Configure GLB on 3-Clos IP Fabric with Multilinks
In a Clos network, congestion on the first two next hops impacts the load balancing decisions of the local node and the previous hop nodes and triggers global load balancing (GLB). We support GLB on 3-Stage Clos topologies with multilink between spine and top-of-rack switches.
Dynamic load balancing (DLB) helps to avoid congested links to mitigate local congestion. However, DLB cannot address some congestion experienced by remote devices in the network. In these cases, global load balancing (GLB) extends DLB by modulating the local path selection using path quality perceived at downstream switches to mitigate congestion. GLB allows an upstream switch to avoid downstream congestion hotspots and select a better end-to-end path. In a Clos network, congestion on the first two next hops impacts the load balancing decisions of the local node and the previous hop nodes and triggers GLB. If the route has only one next-next-hop, a simple path quality profile is created. If the route has more than one next next-hop node, then a simple path quality profile is created for each next next-hop node.
Profile Sharing in Clos Network
In extensive Clos network configurations with many GPUs, the profile-sharing mechanism optimizes limited profile resources. In Clos networks with five or more stages, some nodes, like super spines exceed 64 next-next-hop nodes. We can reuse the profiles under specific conditions to support more than 64 next-next-hop nodes. When managing large-scale network fabrics, particularly in hyperscale AI/ML environments, efficiently utilizing the profile capacity is critical. The profile-sharing feature allows two next-next-hop nodes to use a single profile if their paths do not overlap. Ensuring non-overlapping paths maintains efficient routing without exceeding constraints, maximizing resource utilization.
Profile sharing involves stringent criteria to prevent configuration conflicts and performance degradation. Nodes must operate on distinct next-hop link ranges to ensure appropriate use of shared profiles, maintaining network robustness.
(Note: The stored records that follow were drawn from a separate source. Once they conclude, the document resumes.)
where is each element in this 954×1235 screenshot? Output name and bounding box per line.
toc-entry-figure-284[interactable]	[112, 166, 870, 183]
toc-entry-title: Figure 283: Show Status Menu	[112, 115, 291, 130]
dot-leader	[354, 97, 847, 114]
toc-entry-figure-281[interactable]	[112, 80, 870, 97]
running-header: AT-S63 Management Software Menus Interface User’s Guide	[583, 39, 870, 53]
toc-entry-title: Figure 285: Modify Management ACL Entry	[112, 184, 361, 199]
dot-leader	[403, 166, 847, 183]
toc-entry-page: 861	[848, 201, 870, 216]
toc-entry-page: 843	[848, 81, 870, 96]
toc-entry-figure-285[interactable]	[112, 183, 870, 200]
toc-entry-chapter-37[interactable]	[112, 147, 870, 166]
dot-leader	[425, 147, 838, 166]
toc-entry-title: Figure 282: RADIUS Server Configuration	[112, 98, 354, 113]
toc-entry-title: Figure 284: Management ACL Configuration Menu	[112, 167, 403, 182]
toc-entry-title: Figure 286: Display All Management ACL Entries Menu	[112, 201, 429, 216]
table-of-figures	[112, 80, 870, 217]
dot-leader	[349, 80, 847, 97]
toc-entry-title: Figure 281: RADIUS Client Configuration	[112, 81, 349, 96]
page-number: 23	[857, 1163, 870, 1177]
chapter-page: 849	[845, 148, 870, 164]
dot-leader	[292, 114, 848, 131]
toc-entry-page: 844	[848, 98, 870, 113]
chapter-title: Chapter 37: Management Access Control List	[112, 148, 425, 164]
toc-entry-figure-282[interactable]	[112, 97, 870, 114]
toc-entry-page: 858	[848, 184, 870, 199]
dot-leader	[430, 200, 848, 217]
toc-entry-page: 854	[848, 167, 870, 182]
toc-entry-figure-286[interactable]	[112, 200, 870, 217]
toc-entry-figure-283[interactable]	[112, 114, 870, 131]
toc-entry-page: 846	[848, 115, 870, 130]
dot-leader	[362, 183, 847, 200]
Understanding these criteria is essential, as misconfiguration could lead to suboptimal routing or instability.
Even with profile sharing, the total number of simple profiles must not be more than 1024. Maximum number of nexthops (paths) a HW profile can have is 352.
Transition from one profile space allocation to another profile space allocation might lead to over 64 hardware profiles in PFE during the transition. We strongly recommend to deactivate bgp global-load-balancing and wait until all profiles are cleared from PFE before changing the profile space allocation.
Benefits of GLB in 3-Clos Networks with Multilinks
-
Mitigates congestion when AI-ML traffic that has elephant flows and lacks entropy causes congestion in the fabric.
-
Efficient traffic distribution to ensure optimum link utilization. In a DC fabric, hashing is unable to ensure even load distribution over all ECMP links, which might result in underutilization of some links.
-
Reduces packet loss in case of remote link failures.
In Figure 1, S1 and S2 are spine nodes connecting to T1 and T2 top of rack (ToR) devices with multiple links a, b, c, d and p, q, r, s. S1 and S2 aggregate the quality of all available paths to a remote device and advertises the overall path quality to ToR devices. 1.1 to 1.n and 2.1 to 2.n are the hosts or routes behind the ToR devices T1 and T2 respectively. If one or more links go down, the spine continues to apply same aggregation logic to the remaining active links. The remote link state is only advertised as ‘down’ when all links in the multilink group are down.